Well, brokes… We’ve done it again. We’ve officially been marked safe from yet another luxury scam that’s out of our tax bracket.
If your TikTok FYP has yet to recover from the Bing Bong of it all, let me catch you up to speed: Chanel is celebrating the 100th birthday of the N°5 fragrance by getting people to spend $825 on an advent calendar. Lest you believe that a month’s worth of luxury goods for under a grand is a good deal, I regret to inform you that the contents of the advent calendar are equivalent to anything you may find if you were to reach into the depths of your closet and root through the purse dirt of the Michael Kors crossbody you haven’t touched since 2014. (Let me guess… a pantyliner, a crusty hair elastic, and a fossilized stick of Trident gum? You are not alone.)
In a series of videos, TikTok user Elise Harmon treated the world to an unboxing of Chanel’s festive disappointment, which begins with the number 5 because it’s 2021 and branding always beats logic. Although the calendar had a few kinda-useful items in it—like hand lotion, a red lipstick, and a small perfume sample—most of the little boxes that filled up the enormous perfume-shaped packaging were the kinds of things you wouldn’t necessarily be upset over losing if your vacuum cleaner accidentally sucked them up. Sticker sheets, wax seals, and little pieces of random materials shaped like Chanel motifs left Harmon feeling like the advent calendar was a waste of money, and it doesn’t seem like she’s the only one.
TikTok users are having a field day with the calendar, including a creator named Bryan who loosely broke down the value of all of the products in a video, and another named Savannah who went viral for pointing out that the $195 calendar from MAC Cosmetics was a much better buy. There are, however, a few people who just keep unboxing the calendar each day as their comments sections fill up with people dragging the product. User Nicki Cheng agreed that although she doesn’t “think it’s valued to $825,” she’s “still having fun unboxing it,” while Fionn also found the price to be ridiculous, but in a TikTok, said she would “spend anything for packaging,” and has continued to defend her financial decisions in her comments section. I have personally never related less to a sentiment in my entire life, and do not think I would enjoy blowing $825 just to spend 25 days opening boxes full of items that I can’t even tell if I should recycle or trash. But, hey! To each their own!

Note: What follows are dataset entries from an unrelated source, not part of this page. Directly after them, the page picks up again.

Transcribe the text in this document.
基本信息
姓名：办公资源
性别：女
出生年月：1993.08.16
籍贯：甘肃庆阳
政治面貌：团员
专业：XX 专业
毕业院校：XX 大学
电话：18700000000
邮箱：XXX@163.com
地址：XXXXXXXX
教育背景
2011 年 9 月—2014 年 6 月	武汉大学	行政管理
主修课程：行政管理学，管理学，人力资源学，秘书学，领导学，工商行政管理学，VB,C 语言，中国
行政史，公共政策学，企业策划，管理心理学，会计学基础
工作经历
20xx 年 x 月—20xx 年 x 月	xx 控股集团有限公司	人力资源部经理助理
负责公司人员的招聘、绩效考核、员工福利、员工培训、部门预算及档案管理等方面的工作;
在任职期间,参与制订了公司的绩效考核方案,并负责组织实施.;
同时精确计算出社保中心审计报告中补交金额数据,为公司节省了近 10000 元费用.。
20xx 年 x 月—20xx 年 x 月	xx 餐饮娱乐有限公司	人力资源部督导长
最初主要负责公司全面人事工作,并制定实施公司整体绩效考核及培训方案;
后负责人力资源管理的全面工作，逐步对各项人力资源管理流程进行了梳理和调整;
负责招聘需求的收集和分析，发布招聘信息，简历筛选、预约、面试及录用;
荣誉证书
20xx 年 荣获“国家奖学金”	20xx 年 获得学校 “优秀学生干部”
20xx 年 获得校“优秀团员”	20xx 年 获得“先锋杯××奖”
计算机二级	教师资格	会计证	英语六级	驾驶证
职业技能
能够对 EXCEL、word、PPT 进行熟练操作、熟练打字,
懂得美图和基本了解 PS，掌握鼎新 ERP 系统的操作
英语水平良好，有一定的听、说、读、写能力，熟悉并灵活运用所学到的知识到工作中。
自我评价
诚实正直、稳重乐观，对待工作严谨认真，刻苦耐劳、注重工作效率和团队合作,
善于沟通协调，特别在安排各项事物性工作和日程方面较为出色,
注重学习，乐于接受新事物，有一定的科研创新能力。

The Chanel Advent Calendar mess doesn’t end at the unboxing videos. Harmon is in a very Real Housewives-esque squabble with Chanel at the moment, after claiming that they’ve blocked her. In a statement to PEOPLE, a representative from Chanel said, “The recent claim of a person being blocked by Chanel on TikTok is inaccurate. We have never blocked access to the Chanel TikTok page to anyone, because it is not an active account and no content has ever been published.” You can’t tell me this response doesn’t sound like it was manufactured by a woman sitting next to Andy Cohen on a velvet couch (or at the very least, Mariah Carey when asked about her relationship with J.Lo).
Harmon also ended up receiving quite a bit of backlash from TikTok users who pointed out that the contents of the Chanel Advent Calendar were clearly described on the brand’s website, and that she shouldn’t have been so shocked to discover the contents of each box. (I would just like to take a moment to point out that the literal point of an advent calendar is to receive a surprise, but by all means, continue to spend your limited time on this Earth defending a luxury brand by yelling at a stranger through the comments of a video app.) In a video, Harmon explained that she purchased the item in-store, where, she said, “there is no description” of the contents. Harmon also kind of hit the nail on the head when she said, “When you’re buying from a brand like Chanel that is coveted and known for quality and luxury and you receive something that’s like, gum ball status and free things that they had given away months prior… it’s questionable.”
Still, the calendar is sold out and is now being resold for even more money on websites like eBay. God bless consumerism!